– Abhinav Sharma, bioinformatics lead
A collaborative group of researchers led by Dr. Emilyn Costa Conceição, from the Instituto Nacional de Infectologia Evandro Chagas of Fundação Oswaldo Cruz, Rio de Janeiro, with other team members working from India, Pakistan, Mozambique, Switzerland, Germany, France, Malaysia and Portugal are doing genomic research regarding tuberculosis (TB)- focusing in molecular epidemiology, phylogeny and genetic diversity the variations.
Using a combination of Wasabi (scalable storage), Equinix Metal (on-demand compute), rclone (open source tool to transfer data between cloud services including Wasabi, Azure, OneDrive, Dropbox) and the Bioconda collection of open source bioinformatic tools, they have been able to greatly reduce the cost of performing academic genomic research, while increasing the speed with which they can research collaboratively. Both are important for this team, as they are self-funding their research while simultaneously pursuing grant-based funding.
Challenge: Genomics Research on a Budget
The rise of Cloud 1.0 providers like AWS has not been as useful as academic researchers had hoped due to the total costs of first-generation cloud storage and compute including egress and API call charges. These overall costs make large dataset-intensive research like genomics too expensive for most academic budgets. While the on-demand nature of Cloud 1.0 was attractive, it wasn’t enough.
Local computing, in this case, the equipment of individual researchers was also not enough, despite the open source tools themselves being freely available. The CPU and connectivity requirements to share files across the globe, combined with required local storage (up to 9 TB at a time) simply were not viable options. The extensive delays introduced by forcing individual researchers to run their analysis independently, or to share large datasets across slow and often unstable internet connections, add to the problems of multi-country collaboration, slowing research considerably.
Solution: Wasabi + Equinix Metal + High-Speed Cloud Connectivity
“We found Wasabi through HackerNews and Reddit – and reading about the partnership with Equinix Metal was key,” explains bioinformatics lead, Abhinav Sharma, currently pursuing a Master’s Degree in Data Science through IIIT-Bangalore and Liverpool John Moores University. “We had evaluated S3, and the cost of storage plus hard to predict fees was prohibitively expensive for us.

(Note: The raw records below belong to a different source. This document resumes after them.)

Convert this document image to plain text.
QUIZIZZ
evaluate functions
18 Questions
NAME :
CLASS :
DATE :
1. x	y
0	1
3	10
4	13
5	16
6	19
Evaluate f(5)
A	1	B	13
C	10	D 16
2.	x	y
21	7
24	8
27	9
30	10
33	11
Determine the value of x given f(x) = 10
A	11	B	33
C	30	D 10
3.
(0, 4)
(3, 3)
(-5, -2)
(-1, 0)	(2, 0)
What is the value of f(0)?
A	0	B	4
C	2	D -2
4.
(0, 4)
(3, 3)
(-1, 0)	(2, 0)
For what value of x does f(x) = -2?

We also evaluated EC2, but found the pricing and organizational structure was both too expensive and complicated to explain to scientific researchers. Using Equinix Metal’s bare metal servers produced a much simpler, affordable solution, with better performance.”
Wasabi’s on-demand, scalable storage, means that it is now affordable to maintain both the original source files containing the raw genomes, as well as intermediate files produced during the course of analysis. No more need to manually move data between researchers thousands of miles or even local storage. Having enough storage capacity for any given analysis is no longer a concern, and the price is significantly less expensive and less risky than storing it locally, where the danger of drive failures and power spikes are a concern.

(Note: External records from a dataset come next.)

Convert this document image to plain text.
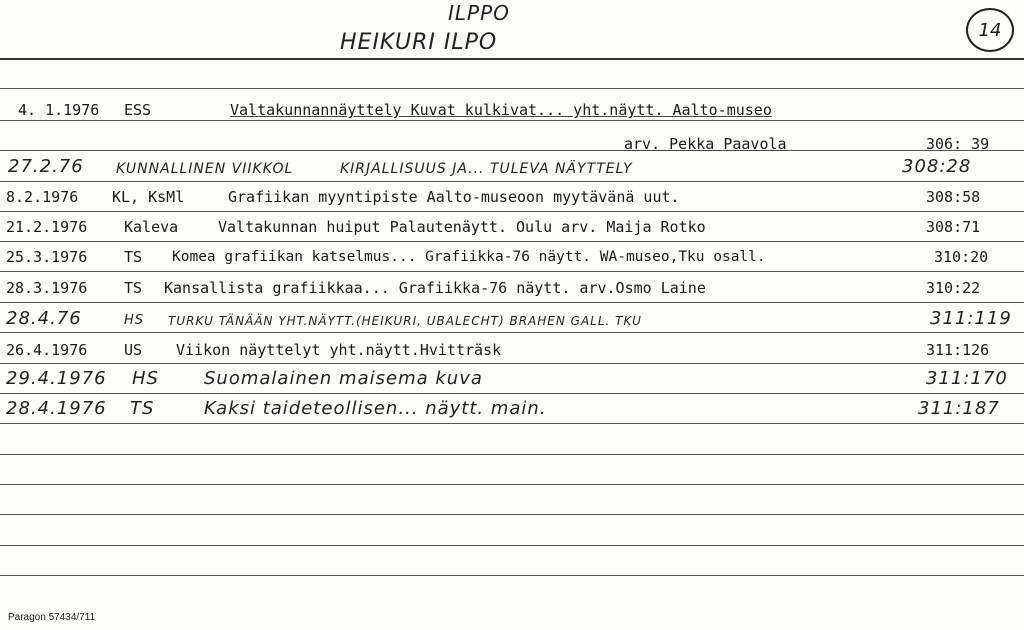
ILPPO
HEIKURI ILPO	14
4. 1.1976 ESS	Valtakunnannäyttely Kuvat kulkivat... yht.näytt. Aalto-museo
arv. Pekka Paavola	306: 39
27.2.76 KUNNALLINEN VIIKKOL	KIRJALLISUUS JA... TULEVA NÄYTTELY	308:28
8.2.1976 KL, KsMl	Grafiikan myyntipiste Aalto-museoon myytävänä uut.	308:58
21.2.1976 Kaleva	Valtakunnan huiput Palautenäytt. Oulu arv. Maija Rotko	308:71
25.3.1976 TS Komea grafiikan katselmus... Grafiikka-76 näytt. WA-museo,Tku osall.	310:20
28.3.1976 TS Kansallista grafiikkaa... Grafiikka-76 näytt. arv.Osmo Laine	310:22
28.4.76	HS TURKU TÄNÄÄN YHT.NÄYTT.(HEIKURI, UBALECHT) BRAHEN GALL. TKU	311:119
26.4.1976 US Viikon näyttelyt yht.näytt.Hvitträsk	311:126
29.4.1976 HS	Suomalainen maisema kuva	311:170
28.4.1976 TS	Kaksi taideteollisen... näytt. main.	311:187
Paragon 57434/711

Results: Affordable, Powerful, Next-gen Cloud for Genomics
On top of the overall price and performance benefits, they found that the capabilities of these next-generation cloud providers provided benefits they hadn’t anticipated. For example, the high-speed internet connections between Wasabi, Equinix Metal and other cloud tools used by the team make it possible for researchers to work in parallel, rather than serially, and at a significantly faster pace than previous solutions allowed.
Because the researchers are distributed across a variety of countries, using their own internet connections, bandwidth both in uploading / downloading is restricted and often unstable, making it difficult to move multi-terabyte files across individual researcher’s machines around the world.
For example, moving selective copies between Wasabi and Dropbox using rclone from a Equinix Metal-hosted server, allows the researchers to take advantage of the much higher speed connectivity and peering of professional cloud providers compared to connections that an individual researcher would have.
“The high-speed networking infrastructure between Wasabi and Equinix Metal dramatically changes the pace with which we can get the right data, visualizations and analysis in the hands of the researchers,” says Abhinav, “And the best thing about using bare metal – everything is much faster than a standard virtual compute instance in our comparisons.”